Marcado para esta quinta-feira (4), o leilão do 5G superou a expectativa do setor com a entrada de 15 empresas. O certame é considerado um marco para a conectividade do Brasil, mas a chegada da tecnologia também virou símbolo da disputa geopolítica, na avaliação de Leonardo Euler de Morais, presidente da Anatel (Agência Nacional de Telecomunicações), que encerra o mandato na data do leilão.
“Embora a temática da segurança cibernética preceda o IMT 2020 [padrão internacional para a quinta internet móvel], o 5G acabou simbolizando essa discussão. O nível de conectividade aumenta tanto que essa questão torna-se mais crítica”, afirma Euler.
A construção política do leilão foi marcada pela ofensiva dos Estados Unidos à chinesa Huawei, que fornece equipamentos para as operadoras de telecomunicação. O governo de Donald Trump influenciou parceiros comerciais para que não permitissem a construção de redes 5G com aparelhos da empresa, alegando roubo de propriedade industrial e espionagem. O sucessor Joe Biden mantém a mesma política.
A tecnologia da Huawei, no entanto, já está presente em redes no Brasil. A troca atrasaria o leilão e oneraria as operadoras. A alternativa apresentada pelo ministro Fábio Faria (Comunicações) foi a construção de uma rede 5G privativa do governo, na qual a empresa não deve participar.
De caráter não arrecadatório para a União, o leilão venderá as licenças das faixas de frequência de 700 MHz (megahertz), 2,3 GHz, 3,5 GHz e 26 GHz por R$ 45,7 bilhões, a serem pagos em compromisso de investimento pelas operadoras. Um dos compromissos inclui a construção da rede governamental.

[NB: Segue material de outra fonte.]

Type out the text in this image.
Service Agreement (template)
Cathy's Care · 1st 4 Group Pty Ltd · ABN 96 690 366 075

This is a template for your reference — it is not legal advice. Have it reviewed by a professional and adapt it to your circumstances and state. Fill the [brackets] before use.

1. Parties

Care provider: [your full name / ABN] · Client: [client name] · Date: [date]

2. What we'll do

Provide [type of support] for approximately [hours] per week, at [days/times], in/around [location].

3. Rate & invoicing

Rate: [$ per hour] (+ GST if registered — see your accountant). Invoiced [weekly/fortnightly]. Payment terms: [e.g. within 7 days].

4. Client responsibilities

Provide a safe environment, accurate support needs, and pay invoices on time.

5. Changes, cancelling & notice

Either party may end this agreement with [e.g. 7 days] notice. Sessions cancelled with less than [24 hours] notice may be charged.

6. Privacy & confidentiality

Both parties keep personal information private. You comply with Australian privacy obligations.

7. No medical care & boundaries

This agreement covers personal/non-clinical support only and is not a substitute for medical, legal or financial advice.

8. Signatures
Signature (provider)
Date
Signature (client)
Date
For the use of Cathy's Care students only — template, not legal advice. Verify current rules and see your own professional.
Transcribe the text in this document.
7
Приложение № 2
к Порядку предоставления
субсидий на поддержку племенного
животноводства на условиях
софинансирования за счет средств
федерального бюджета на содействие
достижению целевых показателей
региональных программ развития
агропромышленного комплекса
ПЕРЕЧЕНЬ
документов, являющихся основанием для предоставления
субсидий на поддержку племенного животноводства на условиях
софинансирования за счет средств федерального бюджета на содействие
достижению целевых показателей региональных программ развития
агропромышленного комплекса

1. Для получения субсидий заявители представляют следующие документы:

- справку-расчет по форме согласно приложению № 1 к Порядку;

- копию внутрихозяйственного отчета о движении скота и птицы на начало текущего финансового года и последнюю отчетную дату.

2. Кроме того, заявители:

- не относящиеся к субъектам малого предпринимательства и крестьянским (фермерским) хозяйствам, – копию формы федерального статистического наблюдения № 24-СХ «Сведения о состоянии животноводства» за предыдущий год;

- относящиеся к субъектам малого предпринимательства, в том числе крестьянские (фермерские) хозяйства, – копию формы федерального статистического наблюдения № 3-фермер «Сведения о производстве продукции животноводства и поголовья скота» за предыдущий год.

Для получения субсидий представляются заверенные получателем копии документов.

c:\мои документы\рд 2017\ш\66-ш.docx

Euler reconhece que o 5G chega antes às regiões com atratividade econômica, como grandes metrópoles, mas diz que o leilão foi “completamente desenhado para fazer inclusão digital”, com implantação de 4G em 31 mil km de rodovias hoje descobertas e conectividade em escolas.
Caberá à Anatel fiscalizar os investimentos das operadoras nas próximas décadas.
“Estamos cobrando menos e dizendo que existe obrigação de investimento, e tem que dar garantia financeira para consecução desses objetivos”, disse.
O 5G costuma estar associado a carros autônomos e outras aplicações ainda distantes da realidade. O que de prático é vislumbrado no curto prazo? O 5G vai remodelar a sociedade e os meios produtivos. Trata-se de uma plataforma tecnológica que potencializa outras tecnologias, como inteligência artificial e robótica. Não se trata apenas de aumento de velocidade, como ocorreu na transição da terceira para a quarta geração de internet. Envolve objetos interconectados no agronegócio, por exemplo, que representa 25% do PIB, e aplicações mais futurísticas mesmo, como cirurgias remotas.
O desafio no fim da década de 1990 era conectar os domicílios, depois veio o ciclo de conectar as pessoas, e agora vem a terceira fase, que é conectar as coisas. Mas vamos colocar na expectativa certa: o 5G está em sua primeira infância, ainda teremos um tempo até as aplicações surgirem. Na transição para o 4G, quem poderia pensar em aplicações como Uber ou iFood? Máquina a vapor, eletricidade e internet promoveram mudanças transversais a todas as cadeias de valor. Talvez o 5G se insira nesse conceito.
Um dos compromissos das operadoras é o de cobrir com 4G áreas hoje não atendidas, o que é bem-vindo em um cenário de desigualdade. Mas diante da evolução da tecnologia, essas áreas não ficarão rapidamente atrasadas em relação aos locais que recebem 5G? Por isso que o edital tem um viés não arrecadatório. Temos quatro editais em um só, são quatro faixas de radiofrequência inseridas no edital.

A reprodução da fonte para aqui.